水泳・世界選手権の200メートル平泳ぎで金メダルに輝いた渡部香生子(18)が、来年開かれるリオデジャネイロ五輪の代表権を獲得した。
 「かつて日本のお家芸だった女子マラソンにメダルを狙える逸材がいないため、渡部が五輪中継の主役になりそう」(民放TV局員)

 渡部の活躍は“北島時代の完全終焉”も意味する。
 「日本競泳界の精鋭が世界選手権でロシアに出発したころ、北島康介(32)は地方で開かれた実業団大会に出場、100メートル平泳ぎで大会新をマークしました。

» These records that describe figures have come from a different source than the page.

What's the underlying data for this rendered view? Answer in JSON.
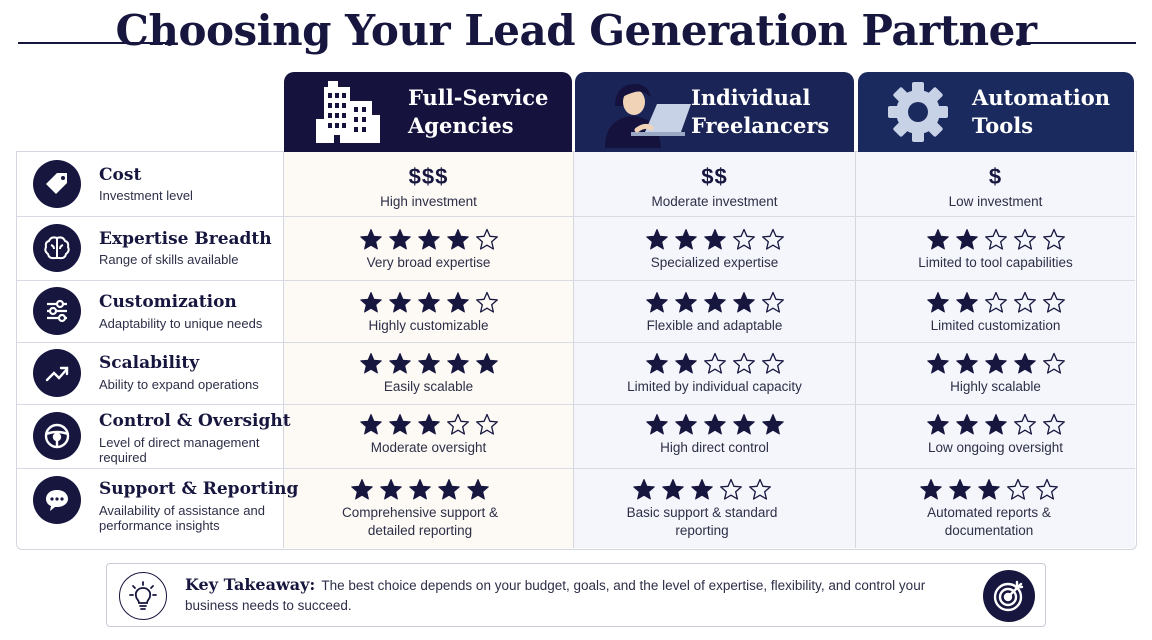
{
  "title": "Choosing Your Lead Generation Partner",
  "colors": {
    "navy": "#16163f",
    "agency_bg": "#fdf9f4",
    "free_bg": "#f4f6fb",
    "tool_bg": "#f4f6fb"
  },
  "columns": [
    {
      "label_line1": "Full-Service",
      "label_line2": "Agencies",
      "icon": "building-icon"
    },
    {
      "label_line1": "Individual",
      "label_line2": "Freelancers",
      "icon": "person-laptop-icon"
    },
    {
      "label_line1": "Automation",
      "label_line2": "Tools",
      "icon": "gear-icon"
    }
  ],
  "criteria": [
    {
      "name": "Cost",
      "subtitle": "Investment level",
      "icon": "price-tag-icon",
      "cells": [
        {
          "price": "$$$",
          "text": "High investment"
        },
        {
          "price": "$$",
          "text": "Moderate investment"
        },
        {
          "price": "$",
          "text": "Low investment"
        }
      ]
    },
    {
      "name": "Expertise Breadth",
      "subtitle": "Range of skills available",
      "icon": "brain-icon",
      "cells": [
        {
          "rating": 4,
          "text": "Very broad expertise"
        },
        {
          "rating": 3,
          "text": "Specialized expertise"
        },
        {
          "rating": 2,
          "text": "Limited to tool capabilities"
        }
      ]
    },
    {
      "name": "Customization",
      "subtitle": "Adaptability to unique needs",
      "icon": "sliders-icon",
      "cells": [
        {
          "rating": 4,
          "text": "Highly customizable"
        },
        {
          "rating": 4,
          "text": "Flexible and adaptable"
        },
        {
          "rating": 2,
          "text": "Limited customization"
        }
      ]
    },
    {
      "name": "Scalability",
      "subtitle": "Ability to expand operations",
      "icon": "trend-up-icon",
      "cells": [
        {
          "rating": 5,
          "text": "Easily scalable"
        },
        {
          "rating": 2,
          "text": "Limited by individual capacity"
        },
        {
          "rating": 4,
          "text": "Highly scalable"
        }
      ]
    },
    {
      "name": "Control & Oversight",
      "subtitle": "Level of direct management required",
      "icon": "steering-wheel-icon",
      "cells": [
        {
          "rating": 3,
          "text": "Moderate oversight"
        },
        {
          "rating": 5,
          "text": "High direct control"
        },
        {
          "rating": 3,
          "text": "Low ongoing oversight"
        }
      ]
    },
    {
      "name": "Support & Reporting",
      "subtitle": "Availability of assistance and performance insights",
      "icon": "chat-bubble-icon",
      "cells": [
        {
          "rating": 5,
          "text": "Comprehensive support & detailed reporting"
        },
        {
          "rating": 3,
          "text": "Basic support & standard reporting"
        },
        {
          "rating": 3,
          "text": "Automated reports & documentation"
        }
      ]
    }
  ],
  "takeaway": {
    "label": "Key Takeaway:",
    "text": "The best choice depends on your budget, goals, and the level of expertise, flexibility, and control your business needs to succeed.",
    "icons": [
      "lightbulb-icon",
      "target-icon"
    ]
  }
}
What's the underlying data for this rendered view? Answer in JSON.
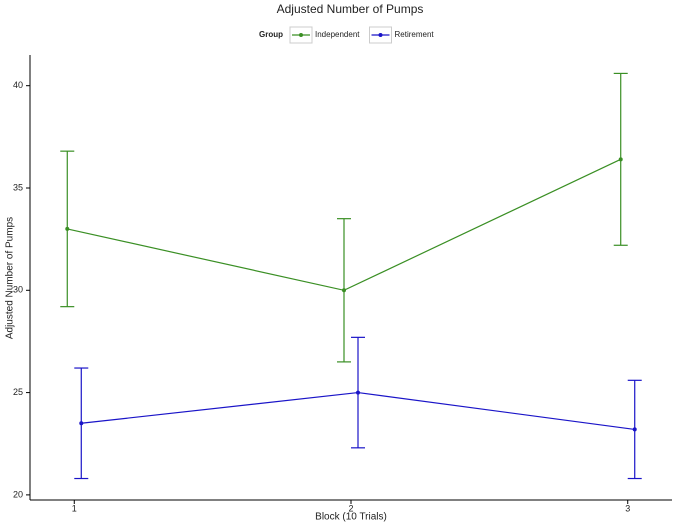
{
  "chart_data": {
    "type": "line",
    "title": "Adjusted Number of Pumps",
    "x_label": "Block (10 Trials)",
    "y_label": "Adjusted Number of Pumps",
    "legend_title": "Group",
    "x": [
      1,
      2,
      3
    ],
    "series": [
      {
        "name": "Independent",
        "color": "#3a8f24",
        "values": [
          33.0,
          30.0,
          36.4
        ],
        "errors": [
          3.8,
          3.5,
          4.2
        ]
      },
      {
        "name": "Retirement",
        "color": "#1a14c8",
        "values": [
          23.5,
          25.0,
          23.2
        ],
        "errors": [
          2.7,
          2.7,
          2.4
        ]
      }
    ],
    "xlim": [
      0.84,
      3.16
    ],
    "xticks": [
      1,
      2,
      3
    ],
    "ylim": [
      19.75,
      41.5
    ],
    "yticks": [
      20,
      25,
      30,
      35,
      40
    ],
    "grid": false,
    "legend_position": "top"
  }
}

もっとも、その記録は世界選手権なら入賞も厳しいものでしたが」(JOC関係者)

 男子トップの座も荻野公介(20)に奪われた。渡部の台頭が“北島終焉”を指す理由だが、それは代表ヘッドコーチの平井伯昌氏(52)にもかかわってくる。
 「平井氏は今年5月、強化トップの上野広治氏が退任する際、その親密関係を理由に『自分も代表コーチを辞める』と公言していました。上野氏の退任にも不可解な点があるんですが、その後、平井氏は態度を一転させ、競泳強化担当のトップになりました」(同)

 平井氏は北島を育てた名伯楽だ。北島とともに出世し、荻野らの育成にも携わってきた。しかし…。
 「有望な強化選手がいると、自身の水泳クラブに引き抜いてしまう。だから、平井氏を快く思わない連中もいないわけではない」(同)

 リオのスター候補・渡部は平井氏の影響を受けていない選手でもある。
 渡部は世界選手権の開幕1週間前までスペインでの高地トレーニングを実施。この調整法は北島が流行らせたものだが、「平井氏はこの特殊調整法は自分しか教えられないとでも言いたげだった」(関係者)そうだ。しかし、別コーチが帯同した渡部は高地トレを成功させ、平井氏だけが特別ではないことも証明されたのだ。
 「渡部は個人メドレーでリオ五輪のメダルを狙っています。平泳ぎと足を上下に動かす違った泳ぎを両立でき、今まで日本にいなかったタイプです」(同)

 渡部が今後も活躍すれば、一種目に特化した北島スタイルは廃れていくだけだ。